The Limit of Taste and Smell?

I don’t care what anyone says. It seems to me, the variety of smells you can smell and tastes you can taste, must almost be endless.

I know there are certain things just found in nature, like lemon or peppermint. But take the taste/smell of root beer and cola. How do you describe these things if you never had them before? You see what I mean.

Anyways, my question is just this (to quantify my suspicions in a simple question): if you smelled a plant, a flower or food, let’s say, from an alien planet man has never been before, what would it smell like? Would it smell like something you never smelled before?
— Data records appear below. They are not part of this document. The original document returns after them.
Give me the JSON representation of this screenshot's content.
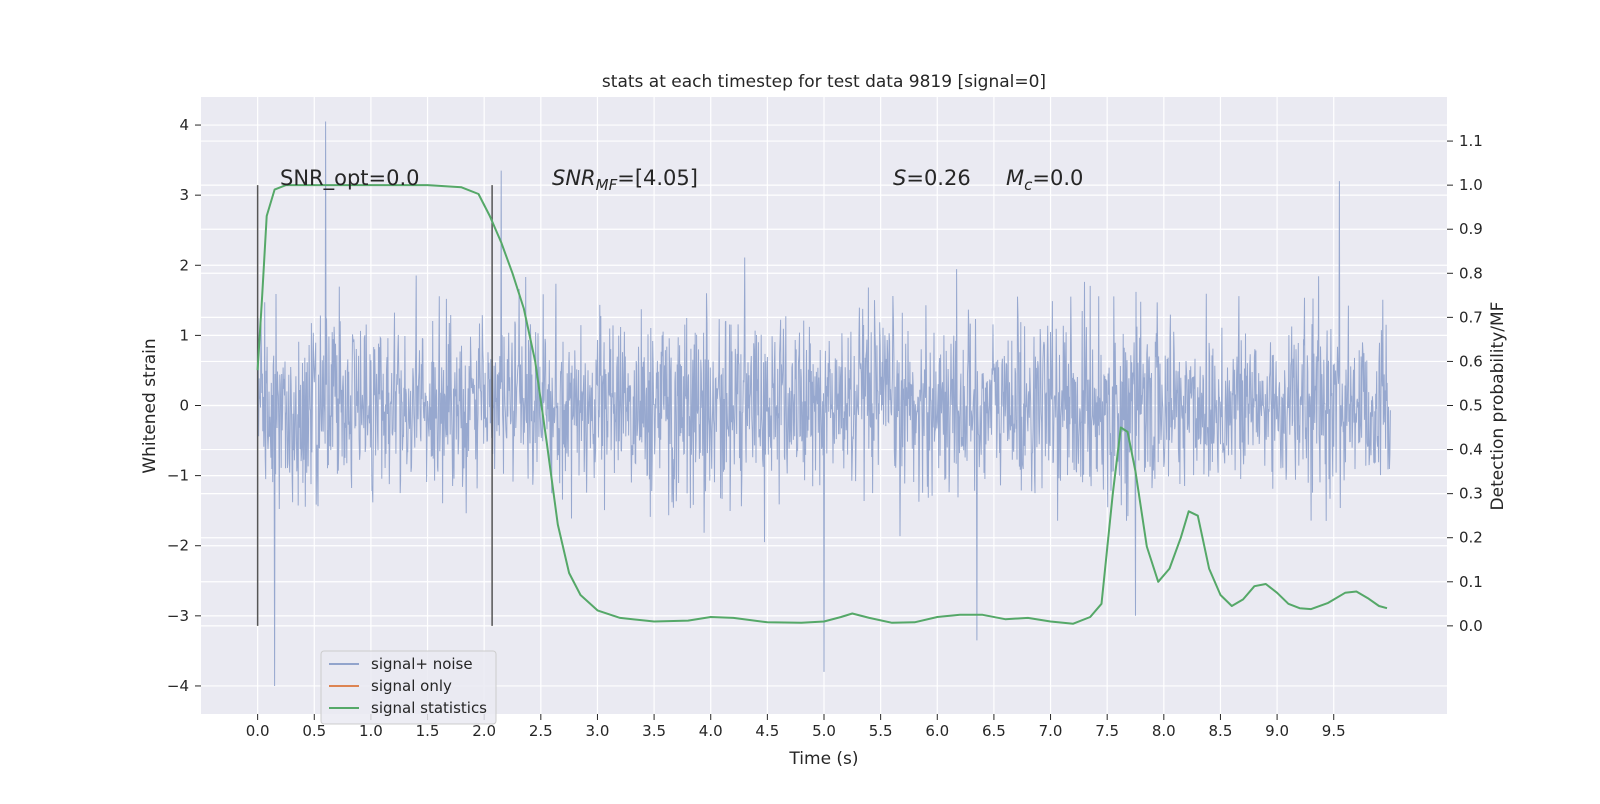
{
  "chart_data": {
    "type": "line",
    "title": "stats at each timestep for test data 9819 [signal=0]",
    "xlabel": "Time (s)",
    "ylabel": "Whitened strain",
    "y2label": "Detection probability/MF",
    "xlim": [
      -0.5,
      10.5
    ],
    "ylim": [
      -4.4,
      4.4
    ],
    "y2lim": [
      -0.2,
      1.2
    ],
    "x_ticks": [
      "0.0",
      "0.5",
      "1.0",
      "1.5",
      "2.0",
      "2.5",
      "3.0",
      "3.5",
      "4.0",
      "4.5",
      "5.0",
      "5.5",
      "6.0",
      "6.5",
      "7.0",
      "7.5",
      "8.0",
      "8.5",
      "9.0",
      "9.5"
    ],
    "y_ticks": [
      "−4",
      "−3",
      "−2",
      "−1",
      "0",
      "1",
      "2",
      "3",
      "4"
    ],
    "y2_ticks": [
      "0.0",
      "0.1",
      "0.2",
      "0.3",
      "0.4",
      "0.5",
      "0.6",
      "0.7",
      "0.8",
      "0.9",
      "1.0",
      "1.1"
    ],
    "grid": true,
    "legend_placement": "lower-left",
    "annotations": {
      "snr_opt": "SNR_opt=0.0",
      "snr_mf_base": "SNR",
      "snr_mf_sub": "MF",
      "snr_mf_value": "=[4.05]",
      "s_label": "S",
      "s_value": "=0.26",
      "mc_base": "M",
      "mc_sub": "c",
      "mc_value": "=0.0"
    },
    "vertical_markers": [
      0.0,
      2.07
    ],
    "vertical_marker_y2_range": [
      0.0,
      1.0
    ],
    "series": [
      {
        "name": "signal+ noise",
        "color": "#92a4cc",
        "axis": "left",
        "x_range": [
          0.0,
          10.0
        ],
        "sigma": 0.62,
        "spikes": [
          [
            0.6,
            4.05
          ],
          [
            0.15,
            -4.0
          ],
          [
            5.0,
            -3.8
          ],
          [
            6.35,
            -3.35
          ],
          [
            2.15,
            3.35
          ],
          [
            9.55,
            3.2
          ],
          [
            7.75,
            -3.0
          ]
        ]
      },
      {
        "name": "signal only",
        "color": "#dd8452",
        "axis": "left",
        "x": [],
        "y": []
      },
      {
        "name": "signal statistics",
        "color": "#55a868",
        "axis": "right",
        "x": [
          0.0,
          0.04,
          0.08,
          0.15,
          0.25,
          0.4,
          0.6,
          1.0,
          1.5,
          1.8,
          1.95,
          2.05,
          2.15,
          2.25,
          2.35,
          2.45,
          2.55,
          2.65,
          2.75,
          2.85,
          3.0,
          3.2,
          3.5,
          3.8,
          4.0,
          4.2,
          4.5,
          4.8,
          5.0,
          5.15,
          5.25,
          5.4,
          5.6,
          5.8,
          6.0,
          6.2,
          6.4,
          6.6,
          6.8,
          7.0,
          7.2,
          7.35,
          7.45,
          7.55,
          7.62,
          7.68,
          7.75,
          7.85,
          7.95,
          8.05,
          8.15,
          8.22,
          8.3,
          8.4,
          8.5,
          8.6,
          8.7,
          8.8,
          8.9,
          9.0,
          9.1,
          9.2,
          9.3,
          9.45,
          9.6,
          9.7,
          9.8,
          9.9,
          9.97
        ],
        "y": [
          0.58,
          0.75,
          0.93,
          0.99,
          1.0,
          1.0,
          1.0,
          1.0,
          1.0,
          0.995,
          0.98,
          0.93,
          0.87,
          0.8,
          0.72,
          0.6,
          0.42,
          0.23,
          0.12,
          0.07,
          0.035,
          0.018,
          0.01,
          0.012,
          0.02,
          0.018,
          0.008,
          0.007,
          0.01,
          0.02,
          0.028,
          0.018,
          0.007,
          0.008,
          0.02,
          0.025,
          0.025,
          0.015,
          0.018,
          0.01,
          0.005,
          0.02,
          0.05,
          0.3,
          0.45,
          0.44,
          0.35,
          0.18,
          0.1,
          0.13,
          0.2,
          0.26,
          0.25,
          0.13,
          0.07,
          0.045,
          0.06,
          0.09,
          0.095,
          0.075,
          0.05,
          0.04,
          0.038,
          0.052,
          0.075,
          0.078,
          0.063,
          0.045,
          0.04
        ]
      }
    ]
  }
}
Or would you say, Wow, that smells just like peppermint, e.g.

Thank you in advance to all who reply:):):slight_smile:

The question you’re asking here has more to do with the vocabulary we English-speakers use for scents. (I’m assuming, OP, that you’re a native English-speaker; my apologies if this is not so.) Our language is fairly poor in words for scents, despite the fact (as you note) that we can differentiate a huge number of scents.
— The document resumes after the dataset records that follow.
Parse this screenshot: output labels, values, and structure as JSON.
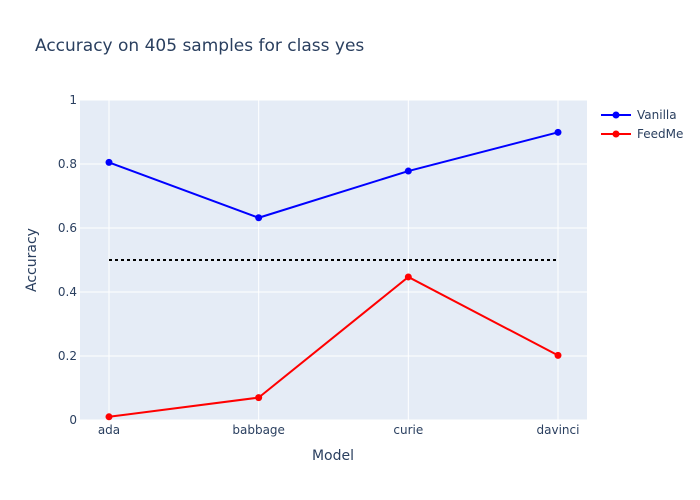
{
  "chart_data": {
    "type": "line",
    "title": "Accuracy on 405 samples for class  yes",
    "xlabel": "Model",
    "ylabel": "Accuracy",
    "categories": [
      "ada",
      "babbage",
      "curie",
      "davinci"
    ],
    "ylim": [
      0,
      1
    ],
    "yticks": [
      0,
      0.2,
      0.4,
      0.6,
      0.8,
      1
    ],
    "ytick_labels": [
      "0",
      "0.2",
      "0.4",
      "0.6",
      "0.8",
      "1"
    ],
    "grid": true,
    "legend_position": "top-right",
    "series": [
      {
        "name": "Vanilla",
        "color": "#0000ff",
        "values": [
          0.805,
          0.632,
          0.778,
          0.899
        ]
      },
      {
        "name": "FeedMe",
        "color": "#ff0000",
        "values": [
          0.01,
          0.07,
          0.447,
          0.202
        ]
      }
    ],
    "reference_line": {
      "y": 0.5,
      "style": "dotted",
      "color": "#000000"
    },
    "plot_background": "#e5ecf6"
  }
}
Now, if you spoke a language with a richer scent vocabulary, we might not be having this discussion. I’m confident that if I saw an alien object that no person had seen before, I would be able to describe its color in English, because English has a lot of color-related words. My guess is that a Jahai speaker (the language in the above link) would feel more confident that he/she could describe a completely alien scent.

You smell whatever chemicals your olfactory receptors can bind with and olfactory receptors are flexible.

Rather than binding specific ligands, olfactory receptors display affinity for a range of odor molecules, and conversely a single odorant molecule may bind to a number of olfactory receptors with varying affinities,[8] which depend on physio-chemical properties of molecules like their molecular volumes .

So if the alien “smell” comes from molecules your receptors can bind, then yes, you smell something. It’s possible that alien molecules might mimic something like peppermint, but only because they are binding to the same receptors in the same ratios as natural peppermint.

I thought this question was going to be about something different. You can only see a tiny sliver of the electromagnetic spectrum. You can only hear sounds between 20Hz and 20kHz, at best, and nothing outside that range.

I’m not sure what the limits of touch are, but I can imagine there are touches so light that you can’t feel them and “touches” that are so large as to obliterate you and your nerves before you have the chance to feel them. Taste is pretty narrow to begin with. Sweet, salty, sour, bitter and hot.

Are there similar (well-defined or otherwise) limits to what we can smell?

There was a fairly recent news story about this. I heard it on NPR, but it I thinkthis article covers the same thing.

BTW, they say, in the article, about a trillion smells (based on extrapolation).